For this assignment, we are to do a sentimental analysis of a corpus of our choosing.
## ── Attaching core tidyverse packages ──────────────────────── tidyverse 2.0.0 ──
## ✔ dplyr 1.1.4 ✔ readr 2.1.5
## ✔ forcats 1.0.0 ✔ stringr 1.5.1
## ✔ ggplot2 3.5.1 ✔ tibble 3.2.1
## ✔ lubridate 1.9.4 ✔ tidyr 1.3.1
## ✔ purrr 1.0.4
## ── Conflicts ────────────────────────────────────────── tidyverse_conflicts() ──
## ✖ dplyr::filter() masks stats::filter()
## ✖ dplyr::lag() masks stats::lag()
## ℹ Use the conflicted package (<http://conflicted.r-lib.org/>) to force all conflicts to become errors
## Warning: package 'tidytext' was built under R version 4.4.3
## Warning: package 'janeaustenr' was built under R version 4.4.3
## Warning: package 'gutenbergr' was built under R version 4.4.3
## Warning: package 'syuzhet' was built under R version 4.4.3
Example from Text Mining with R, Chapter 2 looks at Sentiment Analysis. Citation: Silge, Julia, and David Robinson. “Text Mining with R: A Tidy Approach.” O’Reilly Media, Inc., 2017.
## # A tibble: 2,477 × 2
## word value
## <chr> <dbl>
## 1 abandon -2
## 2 abandoned -2
## 3 abandons -2
## 4 abducted -2
## 5 abduction -2
## 6 abductions -2
## 7 abhor -3
## 8 abhorred -3
## 9 abhorrent -3
## 10 abhors -3
## # ℹ 2,467 more rows
I will be choosing a book from using Project Gutenberg (URL: https://www.gutenberg.org/). This project is oldest digital library with many of world’s literature. This project focuses on older books/works whose US copyright has expired. I used the R package “syuzhet” for the analysis. Within the R package, I used the Jockers-Rinker lexicon because it assigns continuous (rather than binary) sentiment scores to words, allowing for more nuanced detection of positive and negative sentiments in text. I decided to pick the book Wuthering Heights by Emily Brontë for sentimental analysis. I’ve read this book before, and it predominantly conveys a tragic theme rather than a happy one. Let’s examine whether the sentiment analysis supports this observation.
## # A tibble: 1 × 8
## gutenberg_id title author gutenberg_author_id language gutenberg_bookshelf
## <int> <chr> <chr> <int> <chr> <chr>
## 1 768 Wutherin… Bront… 405 en Best Books Ever Li…
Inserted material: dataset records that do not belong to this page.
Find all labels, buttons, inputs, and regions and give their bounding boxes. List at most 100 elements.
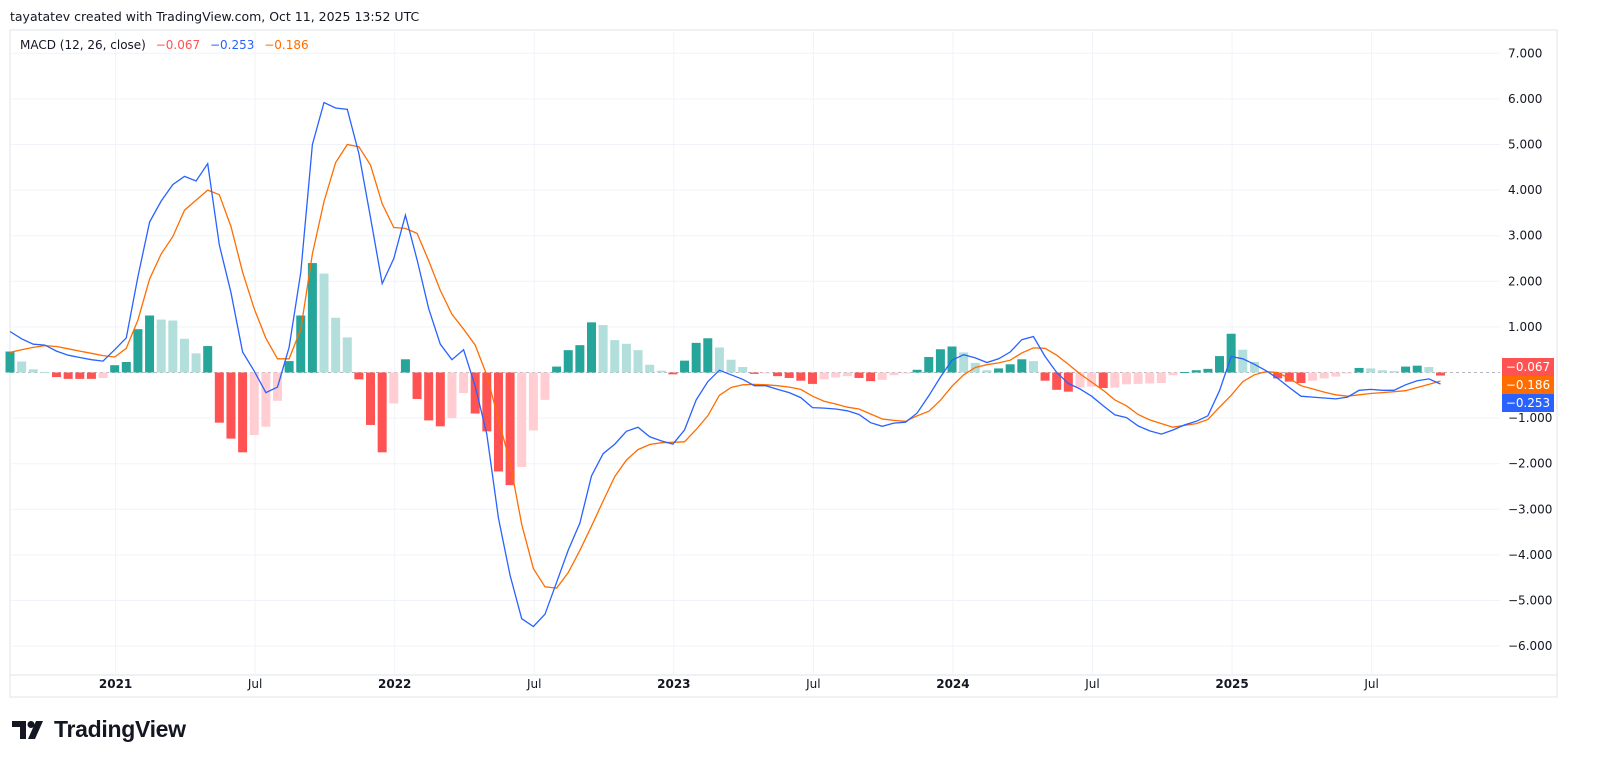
histogram-bar	[621, 343, 631, 373]
histogram-bar	[1145, 372, 1155, 384]
histogram-bar	[1296, 372, 1306, 383]
histogram-bar	[261, 372, 271, 427]
grid-lines	[10, 30, 1500, 675]
histogram-bar	[63, 372, 73, 379]
histogram-bar	[1168, 372, 1178, 376]
x-tick-label: 2022	[378, 677, 411, 691]
histogram-bar	[773, 372, 783, 377]
histogram-bar	[1284, 372, 1294, 382]
histogram-bar	[749, 372, 759, 374]
x-tick-label: 2021	[99, 677, 132, 691]
histogram-bar	[935, 349, 945, 373]
histogram-bar	[447, 372, 457, 419]
histogram-bar	[1308, 372, 1318, 381]
histogram-last-value-label: −0.067	[1506, 360, 1550, 374]
histogram-bar	[307, 263, 317, 373]
histogram-bar	[28, 369, 38, 373]
histogram-bar	[784, 372, 794, 378]
histogram-bar	[866, 372, 876, 382]
histogram-bar	[1215, 356, 1225, 373]
y-tick-label: −3.000	[1508, 502, 1552, 516]
y-tick-label: −6.000	[1508, 639, 1552, 653]
histogram-bar	[86, 372, 96, 379]
histogram-bar	[982, 370, 992, 373]
indicator-lines	[9, 101, 1441, 628]
tradingview-logo[interactable]: TradingView	[12, 716, 186, 743]
histogram-bar	[203, 346, 213, 373]
histogram-bar	[1331, 372, 1341, 377]
histogram-bar	[610, 340, 620, 373]
histogram-bar	[1040, 372, 1050, 381]
y-tick-label: 4.000	[1508, 183, 1542, 197]
histogram-bar	[1249, 362, 1259, 373]
histogram-bar	[296, 315, 306, 373]
histogram-last-value-label-bg	[1502, 358, 1554, 376]
y-tick-label: −1.000	[1508, 411, 1552, 425]
y-tick-label: −5.000	[1508, 594, 1552, 608]
x-tick-label: 2023	[657, 677, 690, 691]
histogram-bar	[912, 369, 922, 373]
x-tick-label: Jul	[247, 677, 262, 691]
histogram-bar	[1226, 333, 1236, 373]
pane-border	[9, 29, 1558, 698]
histogram-bar	[1412, 365, 1422, 373]
histogram-bar	[110, 365, 120, 373]
histogram-bar	[1191, 370, 1201, 373]
y-tick-label: −2.000	[1508, 457, 1552, 471]
histogram-bar	[633, 350, 643, 373]
histogram-bar	[645, 364, 655, 373]
histogram-bar	[1017, 359, 1027, 373]
time-axis[interactable]: 2021 Jul 2022 Jul 2023 Jul 2024 Jul 2025 Jul	[99, 677, 1379, 691]
histogram-bar	[842, 372, 852, 377]
histogram-bar	[470, 372, 480, 414]
macd-line	[9, 101, 1441, 628]
histogram-bar	[424, 372, 434, 421]
histogram-bar	[191, 353, 201, 373]
y-tick-label: 1.000	[1508, 320, 1542, 334]
histogram-bar	[877, 372, 887, 380]
histogram-bar	[691, 342, 701, 373]
histogram-bar	[389, 372, 399, 404]
histogram-bar	[1342, 372, 1352, 374]
price-axis[interactable]: 7.000 6.000 5.000 4.000 3.000 2.000 1.000 −1.00…	[1508, 46, 1552, 653]
histogram-bar	[901, 372, 911, 374]
histogram-bar	[668, 372, 678, 375]
y-tick-label: 7.000	[1508, 46, 1542, 60]
histogram-bar	[366, 372, 376, 425]
histogram-bar	[552, 366, 562, 373]
histogram-bar	[831, 372, 841, 378]
histogram-bar	[563, 350, 573, 373]
histogram-bar	[17, 361, 27, 373]
histogram-bar	[598, 325, 608, 373]
histogram-bars	[5, 263, 1445, 486]
x-tick-label: Jul	[805, 677, 820, 691]
histogram-bar	[482, 372, 492, 432]
histogram-bar	[342, 337, 352, 373]
x-tick-label: 2025	[1215, 677, 1248, 691]
histogram-bar	[819, 372, 829, 380]
chart-attribution: tayatatev created with TradingView.com, …	[10, 9, 420, 24]
x-tick-label: Jul	[1363, 677, 1378, 691]
histogram-bar	[680, 360, 690, 373]
histogram-bar	[1401, 366, 1411, 373]
histogram-bar	[121, 362, 131, 373]
histogram-bar	[1377, 370, 1387, 373]
histogram-bar	[1180, 372, 1190, 374]
y-tick-label: 5.000	[1508, 138, 1542, 152]
indicator-legend[interactable]: MACD (12, 26, close) −0.067 −0.253 −0.18…	[20, 38, 315, 52]
histogram-bar	[493, 372, 503, 472]
histogram-bar	[1389, 371, 1399, 373]
histogram-bar	[1087, 372, 1097, 387]
histogram-bar	[1424, 367, 1434, 373]
histogram-bar	[52, 372, 62, 378]
chart-frame	[9, 29, 1558, 698]
histogram-bar	[1156, 372, 1166, 383]
histogram-bar	[854, 372, 864, 378]
histogram-bar	[738, 367, 748, 373]
histogram-bar	[924, 356, 934, 373]
histogram-bar	[1354, 367, 1364, 373]
y-tick-label: −4.000	[1508, 548, 1552, 562]
histogram-bar	[959, 352, 969, 373]
histogram-bar	[1435, 372, 1445, 376]
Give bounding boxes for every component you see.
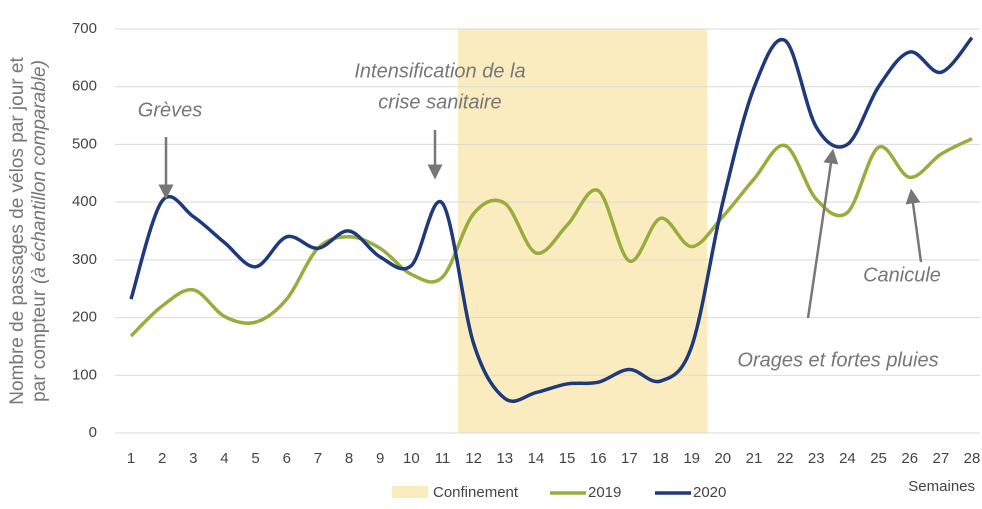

## # ℹ 2 more variables: rights <chr>, has_text <lgl>
## Determining mirror for Project Gutenberg from https://www.gutenberg.org/robot/harvest
## Using mirror http://aleph.gutenberg.org
## Joining with `by = join_by(word)`
| index | sentiment |
|---|---|
| 0 | 1.55 |
| 1 | 0.30 |
| 2 | -0.10 |
| 3 | -4.70 |
| 4 | 6.15 |
| 5 | -0.20 |
The sentiment analysis of “Wuthering Heights” was conducted using the Jockers-Rinker sentiment lexicon. The text was segmented into smaller parts, each comprising 100 lines, and the sentiment scores for these segments were calculated and analyzed. The overall sentiment throughout “Wuthering Heights” reflects its predominantly tragic theme. This is supported by the negative sentiment scores in the book. There are positive sentiments in the book, which shows happier moments in the book. A bar graph was utilized to illustrate the sentiment distribution across the text’s segments. The graph has certain segments that shows high negative sentiments scores, which helps confirm the tragic theme in the book.